Wie packt man es an, dass Digital Natives nicht naiv ins Internet aufbrechen? Was können Eltern zum Aufbau der viel diskutierten „Medienkompetenz“ ihrer Sprösslinge beitragen? Darüber sprechen Tanja und Johnny Haeusler in ihrem Buch und sie tun dies in erster Linie aus ihrer Perspektive als Eltern von zwei halbwüchsigen Jungs. „Wie die meisten anderen Eltern empfinden auch wir die Aufzucht und Pflege dieser digitalen Generation, die wir für dieses Buch liebevoller „Netzgemüse“ nennen wollen, als erzieherische Herausforderung, die viele Fragen mit sich bringt.“ Das Autorenpaar gehört seit 2007 zum Gründungs- und Veranstaltungsteam der re:publica, einer der für mich wichtigsten europäischen Konferenzen für Online-Medien und die digitale Gesellschaft, an der ich auch 2013 wieder teilnehme.

Netzgemuese von Johnny Haeusler
Netzgemuese von Johnny Haeusler

Das Paar erzählt offen, ehrlich aber auch enorm humorvoll und dadurch kurzweilig über die Internet-Erfahrungen mit und von seiner Brut – ohne jedoch jemals etwas Näheres über die beiden Sprösslinge zu verraten. Auch das ist Medienkompetenz, wie ich sie notabene bei vielen Eltern vermisse, die ihre Säuglinge und Kleinkinder stolz bei Facebook & Co. zur Schau stellen. Aber darum geht es hier nicht. Oder eben doch. Denn wie Kinder das Internet für sich erobern können ohne Schaden zu nehmen, sollten sie zuallererst zu Hause lernen. Sie brauchen Eltern, die hinschauen, erklären, sich engagieren, begleiten und irgendwann auch loslassen können. Das sollte so selbstverständlich sein, wie die elterliche Begleitung in den ersten Kindergartentagen auf dem Schulweg.

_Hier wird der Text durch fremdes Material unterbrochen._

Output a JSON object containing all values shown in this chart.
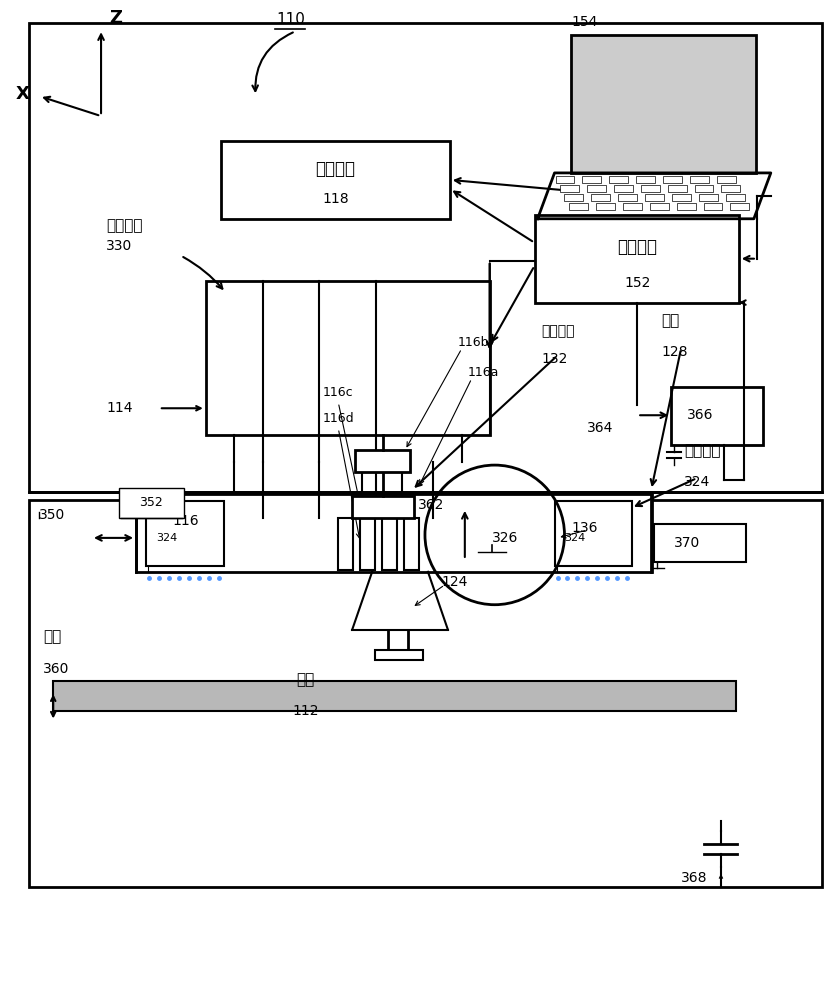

Von engagierter Begleitung, von der Spannung zwischen Festhalten und Loslassen handelt das ganze Buch. Es ist kein Ratgeber mit einer Checkliste, die uns zu guten Eltern macht, wenn wir in jedes Kästchen einen Haken gesetzt haben. Es ist eine herzliche Einladung einer Familie, an ihren Erfahrungen teilzuhaben. Tanja und Johnny Hauesler haben kein Buch darüber geschrieben „wie man es richtig macht“, sondern wie sie sich an die für ihre Familie passenden Lösungen herangetastet haben, sei dies bei der Eröffnung des ersten Facebook-Profils (gibt es dafür den richtigen Zeitpunkt?) oder die Regelung der Spieldauer von Games. Das Buch deckt alle relevanten Themen ab, vom Internet als Lebensraum mit einem näheren Blick auf YouTube und Facebook, bis hin zur grossen Welt der Online-Spiele und die Herausforderung für alle Beteiligten mit dem Umgangs mit Smartphones. Natürlich fehlen auch Tabu-Themen nicht, und wie sich das liest, zeigen die Autoren in einem Probekapitel (und hier gibt’s noch mehr zu lesen).

Tanja und Johnny Haeusler sagen auf fast 300 Seiten Vieles, was sie aus dem häuslichen Alltag in die Realität des Webs übertragen. Diese Zitate haben es mir besonders angetan:

  • „Virtualität ist nicht die Abwesenheit von Realität, sondern von Körperlichkeit, und Emotionen lassen sich nicht wegklicken.“
  • „Unsere Freiheit hört dort auf, wo die Geschäftsbedingungen der Betreiber anfangen“.
  • „Wir alle werden zu Identitätsmanagern im Internet“.
  • „Doch ein Zurück in eine Welt vor dem Internet und vor Facebook gibt es nicht mehr. Es nützt daher wenig, sich gegen eine Welt mit Internet zu wehren, stattdessen sollten wir uns mit ihr beschäftigen, sie kennen(lernen), sie aktiv zum Besten formen und uns gemeinsam mit unseren Kindern: kümmern“.
  • Und zu Auseinandersetzungen bei Online-Games: „Statt ‚Tim hat meine Sandburg kaputt gemacht!’ hiess es nun ‚darkrobot96 hat unseren Wasserfall zerstört!’ Doch die Tränen und die Wut waren die gleichen.“

Das Buch vermittelt zahlreiche Erfahrungen und daraus abgeleitet auch die Learnings, aus denen der Leser seinen Teil davon ableitet. Die beiden haben gemeinsam den Mut, ihre beiden Jungs laufen zu lassen, aber nicht ohne sie aus den Augen zu verlieren. Und auch wenn die Freiheit im Netz scheinbar grenzenlos ist, so geht es nicht ohne Regeln – einerseits von den Eltern gesetzt – aber auch durch die Netzgemeinde. Sie haben eindrücklich beschrieben, wo ihre Söhne an Grenzen stiessen und sich selber einen Rahmen schufen, indem sie in ihrer Community Regeln aufstellten und durchsetzten.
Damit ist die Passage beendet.